June, 2020

Ninth Circuit: Fourth Amendment Violated
Where Primary Purpose of
Officer Assistance in Execution of
Administrative Ordinance Inspection
Warrant Was to Gather Evidence

After defendant’s neighbors notified authorities regarding suspected ordinance violations occurring on defendant’s property, authorities were successful in obtaining an administrative ordinance inspection warrant that included the assistance of deputies in the execution of the warrant, waiver of the 24-hour advance notice requirement, and permission to forcibly enter the yard areas and dwelling. Defendant was arrested during the execution of the warrant, a criminal search warrant was obtained, and defendant was charged with gun offenses. The Ninth Circuit affirmed the district court’s grant of defendant’s motion to suppress holding that the execution of the administrative warrant violated the Fourth Amendment because the primary purpose in executing the warrant was to gather evidence in support of a criminal investigation. The investigatory motive plainly increased the intrusion on the homeowner’s privacy interests where but for the criminal investigatory motive the homeowner would not have been arrested before commencement of the search, the deputies’ protective sweep would not have lasted 15 to 20 minutes or longer, and the administrative warrant would have been executed with no more than one deputy, rather than nine armed deputies. United States v. Grey, ___ F.3d ___ (CA 9, 05-27-2020, WL 2745322).

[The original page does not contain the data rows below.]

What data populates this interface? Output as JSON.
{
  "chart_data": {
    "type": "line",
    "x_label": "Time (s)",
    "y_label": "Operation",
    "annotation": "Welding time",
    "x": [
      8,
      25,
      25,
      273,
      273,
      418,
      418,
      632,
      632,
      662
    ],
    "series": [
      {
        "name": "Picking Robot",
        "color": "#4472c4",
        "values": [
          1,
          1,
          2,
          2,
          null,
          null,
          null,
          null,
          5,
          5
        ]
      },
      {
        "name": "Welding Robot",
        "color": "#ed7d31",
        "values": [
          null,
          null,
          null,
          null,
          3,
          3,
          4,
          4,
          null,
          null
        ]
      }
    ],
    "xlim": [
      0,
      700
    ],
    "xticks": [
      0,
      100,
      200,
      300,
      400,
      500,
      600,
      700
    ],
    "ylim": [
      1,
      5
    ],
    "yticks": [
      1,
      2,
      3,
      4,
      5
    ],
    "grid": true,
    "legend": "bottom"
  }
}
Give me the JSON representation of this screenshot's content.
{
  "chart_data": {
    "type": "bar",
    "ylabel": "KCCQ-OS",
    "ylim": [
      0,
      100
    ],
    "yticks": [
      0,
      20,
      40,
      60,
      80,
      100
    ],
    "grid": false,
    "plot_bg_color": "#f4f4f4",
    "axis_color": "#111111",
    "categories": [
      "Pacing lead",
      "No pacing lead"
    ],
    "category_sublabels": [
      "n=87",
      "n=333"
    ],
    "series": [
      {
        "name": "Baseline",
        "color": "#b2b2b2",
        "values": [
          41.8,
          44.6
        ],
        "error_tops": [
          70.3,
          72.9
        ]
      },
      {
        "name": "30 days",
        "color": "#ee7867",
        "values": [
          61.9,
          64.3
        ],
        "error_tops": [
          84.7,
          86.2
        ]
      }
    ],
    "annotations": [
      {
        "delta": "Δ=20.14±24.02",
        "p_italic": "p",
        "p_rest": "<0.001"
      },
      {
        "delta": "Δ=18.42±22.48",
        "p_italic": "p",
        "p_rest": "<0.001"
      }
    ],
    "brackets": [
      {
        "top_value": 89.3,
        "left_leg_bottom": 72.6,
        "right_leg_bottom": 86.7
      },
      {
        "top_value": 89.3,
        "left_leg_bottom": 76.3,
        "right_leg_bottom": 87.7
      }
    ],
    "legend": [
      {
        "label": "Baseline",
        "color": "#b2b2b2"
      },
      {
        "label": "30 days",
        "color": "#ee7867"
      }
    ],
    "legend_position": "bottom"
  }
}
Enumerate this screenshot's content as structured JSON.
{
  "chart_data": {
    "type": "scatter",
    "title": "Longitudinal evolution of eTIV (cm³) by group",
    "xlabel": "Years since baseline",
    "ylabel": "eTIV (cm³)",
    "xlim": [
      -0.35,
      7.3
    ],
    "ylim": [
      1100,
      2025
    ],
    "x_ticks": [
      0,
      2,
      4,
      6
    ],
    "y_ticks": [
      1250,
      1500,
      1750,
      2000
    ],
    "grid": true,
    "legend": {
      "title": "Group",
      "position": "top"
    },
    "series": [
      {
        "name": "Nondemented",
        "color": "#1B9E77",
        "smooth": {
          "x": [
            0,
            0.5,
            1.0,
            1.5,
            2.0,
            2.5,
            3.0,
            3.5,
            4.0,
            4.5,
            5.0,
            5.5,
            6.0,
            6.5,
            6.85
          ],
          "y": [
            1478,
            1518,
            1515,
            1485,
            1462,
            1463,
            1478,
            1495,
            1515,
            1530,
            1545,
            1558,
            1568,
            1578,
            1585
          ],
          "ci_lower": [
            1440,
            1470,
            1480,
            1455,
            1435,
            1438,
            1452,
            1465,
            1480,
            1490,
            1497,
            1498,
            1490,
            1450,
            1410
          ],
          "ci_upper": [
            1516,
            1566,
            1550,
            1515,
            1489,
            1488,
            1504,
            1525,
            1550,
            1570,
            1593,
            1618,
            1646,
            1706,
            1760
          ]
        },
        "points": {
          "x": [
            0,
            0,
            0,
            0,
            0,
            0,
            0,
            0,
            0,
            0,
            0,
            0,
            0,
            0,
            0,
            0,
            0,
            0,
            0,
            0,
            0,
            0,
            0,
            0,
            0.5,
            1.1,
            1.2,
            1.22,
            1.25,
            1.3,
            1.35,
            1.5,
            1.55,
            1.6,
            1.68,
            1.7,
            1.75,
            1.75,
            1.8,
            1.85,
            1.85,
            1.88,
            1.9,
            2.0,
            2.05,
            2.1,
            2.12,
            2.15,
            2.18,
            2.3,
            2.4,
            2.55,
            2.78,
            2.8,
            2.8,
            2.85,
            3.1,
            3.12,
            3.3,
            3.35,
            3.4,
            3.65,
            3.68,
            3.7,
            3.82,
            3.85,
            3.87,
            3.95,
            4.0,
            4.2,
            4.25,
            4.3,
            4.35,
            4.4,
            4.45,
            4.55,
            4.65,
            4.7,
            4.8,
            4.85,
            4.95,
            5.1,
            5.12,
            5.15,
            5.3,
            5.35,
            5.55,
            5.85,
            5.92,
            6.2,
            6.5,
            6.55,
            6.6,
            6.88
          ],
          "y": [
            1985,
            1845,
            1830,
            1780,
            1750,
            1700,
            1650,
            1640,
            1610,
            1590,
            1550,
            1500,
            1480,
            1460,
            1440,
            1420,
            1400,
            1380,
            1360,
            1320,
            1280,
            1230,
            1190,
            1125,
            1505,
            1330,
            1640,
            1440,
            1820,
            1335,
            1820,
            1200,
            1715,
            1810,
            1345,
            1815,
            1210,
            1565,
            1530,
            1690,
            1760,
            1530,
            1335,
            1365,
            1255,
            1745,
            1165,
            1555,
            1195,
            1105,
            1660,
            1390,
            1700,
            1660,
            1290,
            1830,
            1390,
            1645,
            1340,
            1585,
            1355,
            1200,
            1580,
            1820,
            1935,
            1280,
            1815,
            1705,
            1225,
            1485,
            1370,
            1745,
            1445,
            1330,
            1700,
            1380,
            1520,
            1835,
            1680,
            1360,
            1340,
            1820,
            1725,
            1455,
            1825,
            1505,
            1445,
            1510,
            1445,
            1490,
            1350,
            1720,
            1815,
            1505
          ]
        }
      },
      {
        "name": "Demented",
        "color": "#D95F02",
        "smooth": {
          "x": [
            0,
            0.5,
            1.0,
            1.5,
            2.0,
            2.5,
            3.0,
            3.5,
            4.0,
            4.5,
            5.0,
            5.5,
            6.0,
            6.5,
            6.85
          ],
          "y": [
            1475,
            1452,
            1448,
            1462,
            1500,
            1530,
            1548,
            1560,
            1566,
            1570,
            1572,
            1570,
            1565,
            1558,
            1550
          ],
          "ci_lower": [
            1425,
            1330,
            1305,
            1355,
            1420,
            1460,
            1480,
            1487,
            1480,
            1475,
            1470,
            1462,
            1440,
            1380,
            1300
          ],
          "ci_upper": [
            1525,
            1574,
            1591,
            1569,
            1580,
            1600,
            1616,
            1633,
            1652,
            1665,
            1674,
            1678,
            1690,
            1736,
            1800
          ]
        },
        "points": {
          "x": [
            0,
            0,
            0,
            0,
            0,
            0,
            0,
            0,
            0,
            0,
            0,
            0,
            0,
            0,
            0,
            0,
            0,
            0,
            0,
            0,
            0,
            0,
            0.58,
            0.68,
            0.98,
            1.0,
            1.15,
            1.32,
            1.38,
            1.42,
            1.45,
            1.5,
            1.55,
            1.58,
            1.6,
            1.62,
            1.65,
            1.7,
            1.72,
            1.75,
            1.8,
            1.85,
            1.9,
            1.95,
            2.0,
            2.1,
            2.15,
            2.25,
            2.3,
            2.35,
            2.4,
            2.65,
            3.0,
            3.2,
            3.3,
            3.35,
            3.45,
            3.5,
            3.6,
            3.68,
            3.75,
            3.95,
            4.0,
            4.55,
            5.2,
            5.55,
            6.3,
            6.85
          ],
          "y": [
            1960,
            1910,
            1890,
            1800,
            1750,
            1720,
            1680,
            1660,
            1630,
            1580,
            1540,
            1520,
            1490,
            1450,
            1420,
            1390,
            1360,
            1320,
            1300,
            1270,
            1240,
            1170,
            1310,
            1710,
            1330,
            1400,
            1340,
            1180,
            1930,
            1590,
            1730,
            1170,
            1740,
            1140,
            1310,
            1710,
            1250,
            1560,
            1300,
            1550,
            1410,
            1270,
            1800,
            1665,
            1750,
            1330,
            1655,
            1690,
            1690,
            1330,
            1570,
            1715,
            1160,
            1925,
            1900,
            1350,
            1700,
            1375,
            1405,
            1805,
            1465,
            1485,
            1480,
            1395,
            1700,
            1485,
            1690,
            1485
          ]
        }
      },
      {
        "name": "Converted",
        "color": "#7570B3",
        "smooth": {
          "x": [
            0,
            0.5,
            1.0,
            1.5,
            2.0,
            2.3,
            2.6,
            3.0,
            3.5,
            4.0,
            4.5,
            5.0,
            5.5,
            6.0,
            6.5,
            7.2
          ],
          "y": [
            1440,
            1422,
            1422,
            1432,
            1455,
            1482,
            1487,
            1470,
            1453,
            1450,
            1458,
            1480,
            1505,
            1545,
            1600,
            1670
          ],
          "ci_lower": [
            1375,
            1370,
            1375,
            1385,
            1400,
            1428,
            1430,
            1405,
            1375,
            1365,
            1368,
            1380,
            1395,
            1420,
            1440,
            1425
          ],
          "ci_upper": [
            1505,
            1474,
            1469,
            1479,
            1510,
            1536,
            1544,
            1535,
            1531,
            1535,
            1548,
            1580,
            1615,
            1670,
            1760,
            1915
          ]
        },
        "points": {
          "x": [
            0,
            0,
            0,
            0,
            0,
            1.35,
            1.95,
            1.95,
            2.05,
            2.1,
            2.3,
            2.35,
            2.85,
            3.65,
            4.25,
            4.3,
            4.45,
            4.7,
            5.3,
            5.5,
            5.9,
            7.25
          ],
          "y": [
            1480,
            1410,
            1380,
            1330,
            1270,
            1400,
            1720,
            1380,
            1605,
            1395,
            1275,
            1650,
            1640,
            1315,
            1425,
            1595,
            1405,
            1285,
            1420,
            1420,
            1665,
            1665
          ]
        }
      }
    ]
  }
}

Tenth Circuit: Government Was
Collaterally Estopped to
Relitigate Suppression Motion and
Change-in-Law Exception Did Not Apply

After defendant was charged with possession of child pornography, his motion to suppress was granted on the ground that the warrant was void ab initio for authorizing a search of property outside the magistrate judge’s jurisdiction. The government appealed the suppression order but withdrew its appeal without filing a brief. Later, in a case involving a defendant in a different state, the Tenth Circuit reversed an order suppressing child-pornography evidence obtained in reliance on the same FBI search warrant at issue in this case. The government re-indicted defendant, and the Tenth Circuit held that the government was collaterally estopped from relitigating defendant’s suppression motion, even though the district court dismissed the first indictment against defendant without prejudice before jeopardy attached, where the district court had granted defendant’s motion to suppress after full briefing and argument by the parties in the first prosecution and the government appealed the district court’s ruling but chose to dismiss its appeal without briefing. The change-in-law exception to collateral estoppel did not apply where the case involving the other defendant did not change any governing legal principle but merely applied long-established ones. United States v. Arterbury, ___ F.3d ___ (CA 10, 06-09-2020, WL 3058078).